TEL AVIV (Agencies): Reporting in the Israeli newspaper Haaretz offers the most significant evidence to date that Israel killed its own citizens in an effort to prevent Hamas fighters from returning to Gaza after the Palestinian group’s armed operation.
A report in the Israeli newspaper Haaretz has claimed the IDF invoked the controversial Hannibal directive during Hamas’ October 7 attack last year, deliberately killing Israelis to prevent them from being taken hostage by Palestinian fighters.
“Documents and testimonies obtained by Haaretz reveal the Hannibal operational order, which directs the use of force to prevent soldiers being taken into captivity, was employed at three army facilities infiltrated by Hamas, potentially endangering civilians as well,” read an article in the liberal paper’s Sunday edition.
The newspaper notes the exact number of Israelis killed by IDF fire is unknown. The report cites testimony from servicemembers up and down the IDF chain of command, including soldiers and mid- and senior-level officers.
An IDF spokesperson said internal investigations into the incident were ongoing.
Highly controversial within and outside of Israel, the so-called Hannibal directive was devised in response to the threat of armed groups gaining leverage over the Israeli state through the taking of hostages.

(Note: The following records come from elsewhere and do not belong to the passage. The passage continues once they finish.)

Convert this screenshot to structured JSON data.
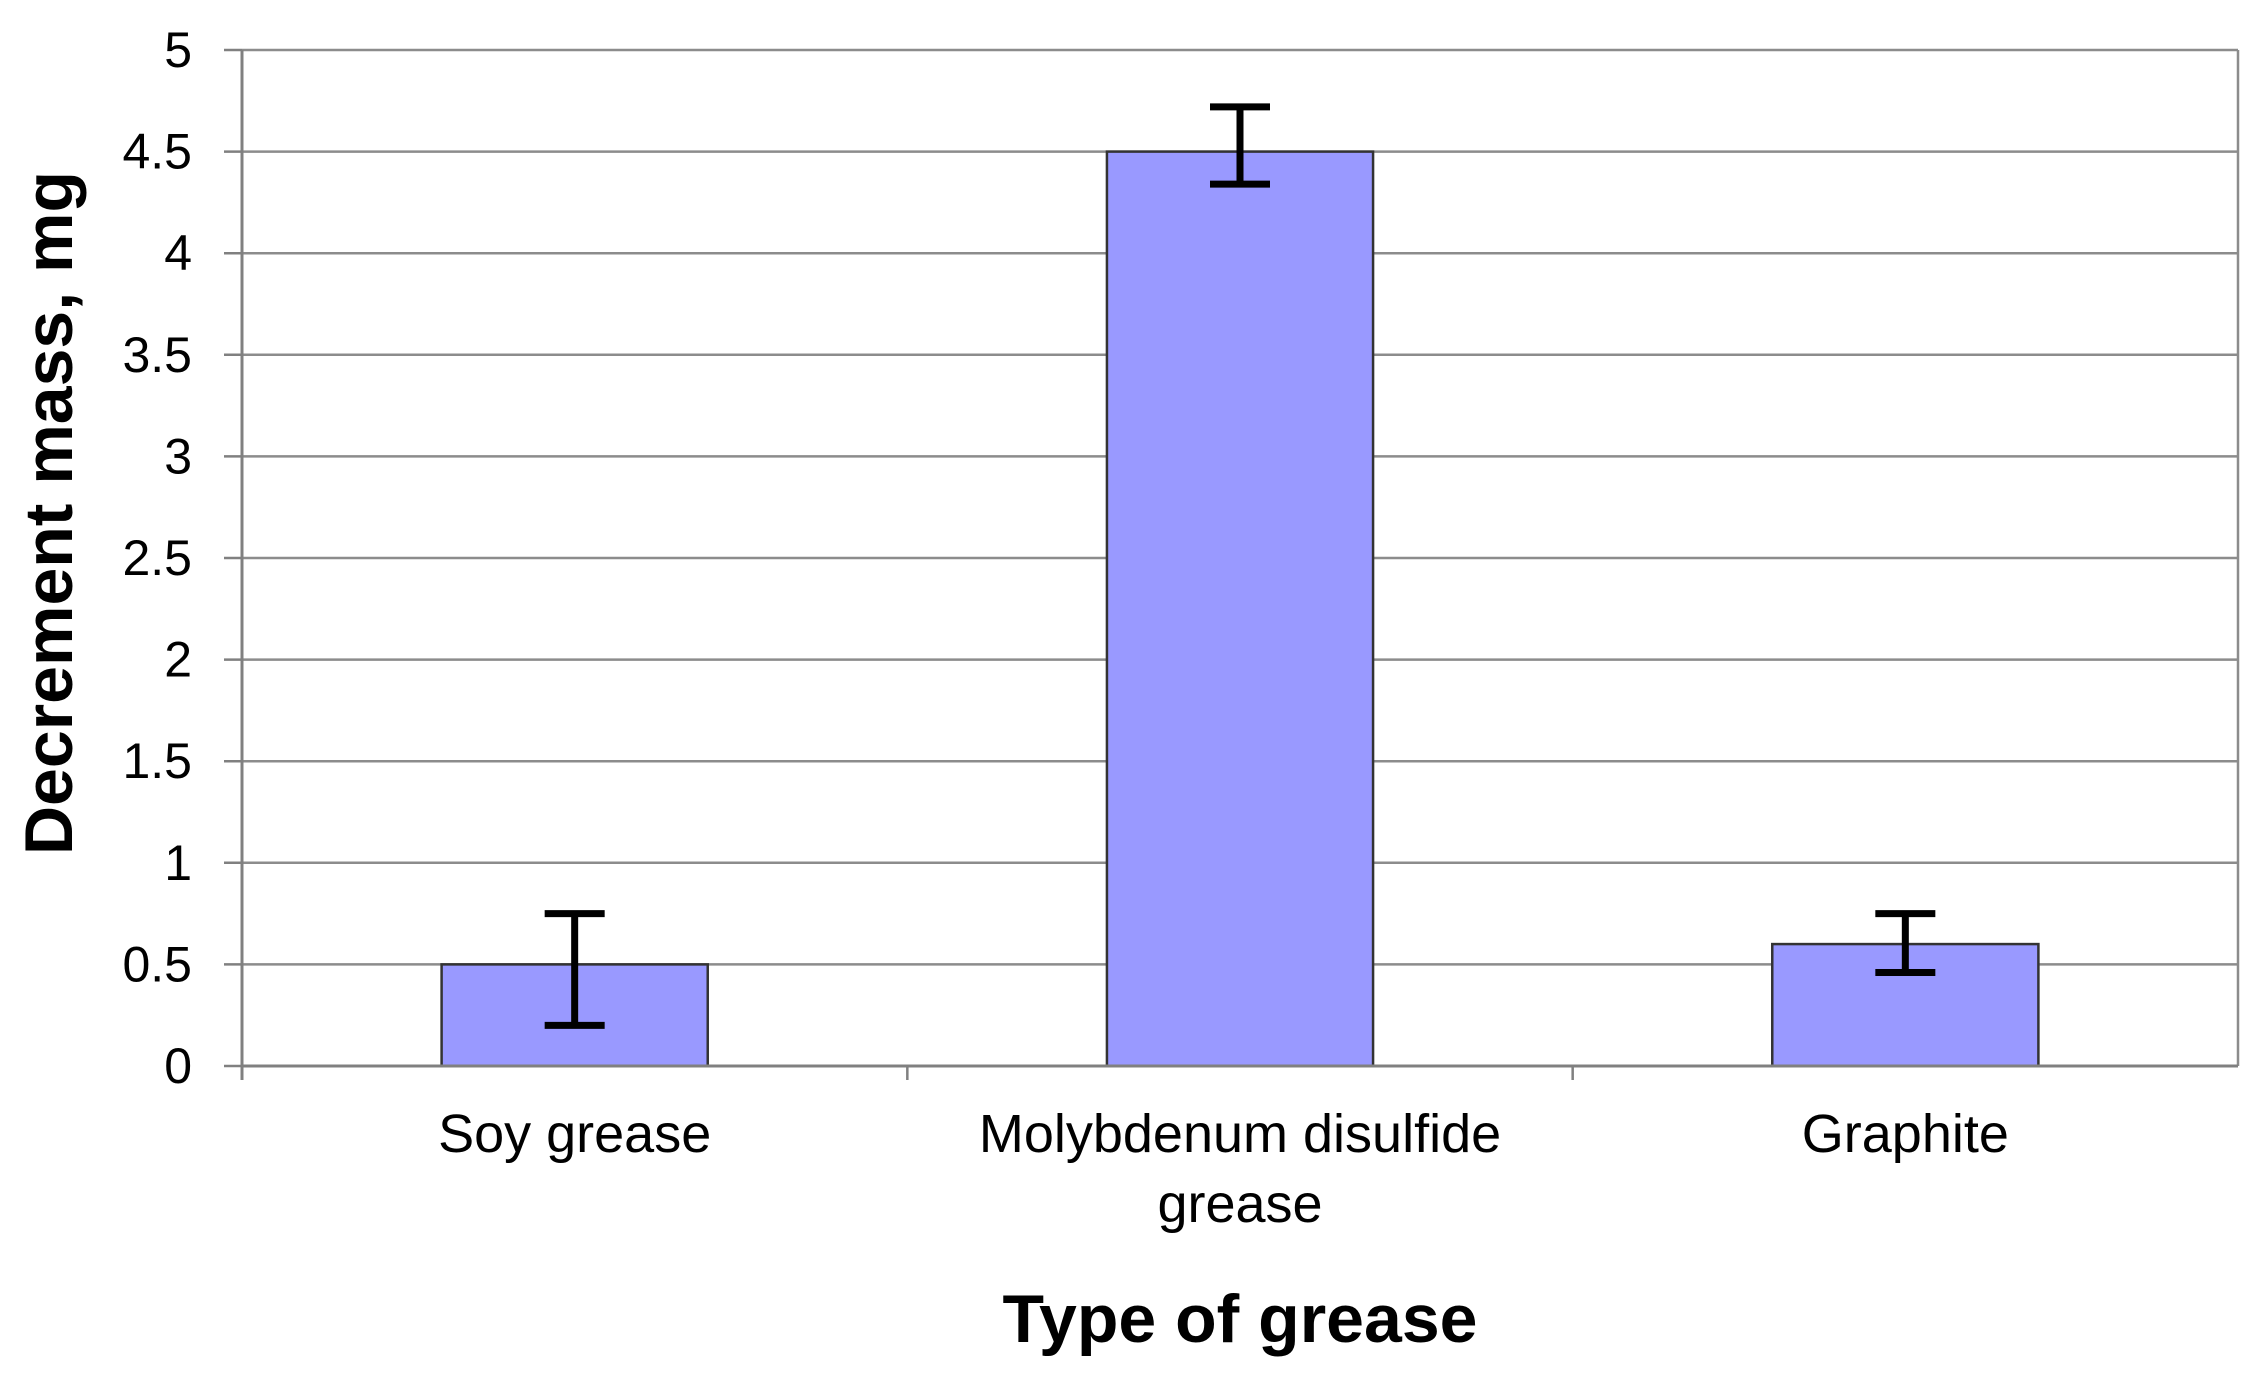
{
  "chart_data": {
    "type": "bar",
    "categories": [
      [
        "Soy grease"
      ],
      [
        "Molybdenum disulfide",
        "grease"
      ],
      [
        "Graphite"
      ]
    ],
    "values": [
      0.5,
      4.5,
      0.6
    ],
    "error_bars": [
      {
        "low": 0.2,
        "high": 0.75
      },
      {
        "low": 4.34,
        "high": 4.72
      },
      {
        "low": 0.46,
        "high": 0.75
      }
    ],
    "xlabel": "Type of grease",
    "ylabel": "Decrement mass, mg",
    "ylim": [
      0,
      5
    ],
    "yticks": [
      0,
      0.5,
      1,
      1.5,
      2,
      2.5,
      3,
      3.5,
      4,
      4.5,
      5
    ],
    "ytick_labels": [
      "0",
      "0.5",
      "1",
      "1.5",
      "2",
      "2.5",
      "3",
      "3.5",
      "4",
      "4.5",
      "5"
    ],
    "grid": true,
    "legend": "none",
    "colors": {
      "bar_fill": "#9999ff",
      "bar_stroke": "#333333",
      "grid": "#8c8c8c",
      "axis": "#808080",
      "error_bar": "#000000",
      "text": "#000000"
    }
  }
}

Palestinian forces took several Israelis captive during the 1970s and 80s, successfully negotiating the release of Palestinian prisoners in return. The notion Israelis were “better dead than abducted” led to the creation of the protocol, which allowed the use of deadly force.
Claims of the invocation of the Hannibal directive on October 7 were made months ago when it was revealed an IDF brigadier general instructed a tank to shell a house in Kibbutz Be’eri with a number of Israelis and Hamas fighters inside, killing 13 Israeli captives. But Sunday’s report is the most complete accounting to date of accusations of friendly fire.
The allegations add to claims Israeli Prime Minister Benjamin Netanyahu has deliberately placed Israeli citizens in harm’s way in order to pursue the Likud party’s vision of territorial maximalism. The response to Hamas’ October 7 attack was reportedly delayed for hours because Netanyahu had redeployed soldiers to support Jewish settlers in the occupied West Bank.
Netanyahu’s government received urgent warnings from Egyptian authorities in the months leading up to Hamas’ attack that the Palestinian group was likely planning a significant armed operation, it has been revealed. Israeli reconnaissance of the Gaza Strip, broadly considered “one of the most heavily surveilled places in the world,” showed Palestinian fighters were training in the use of hang gliders that were used to breach the enclave’s border fence.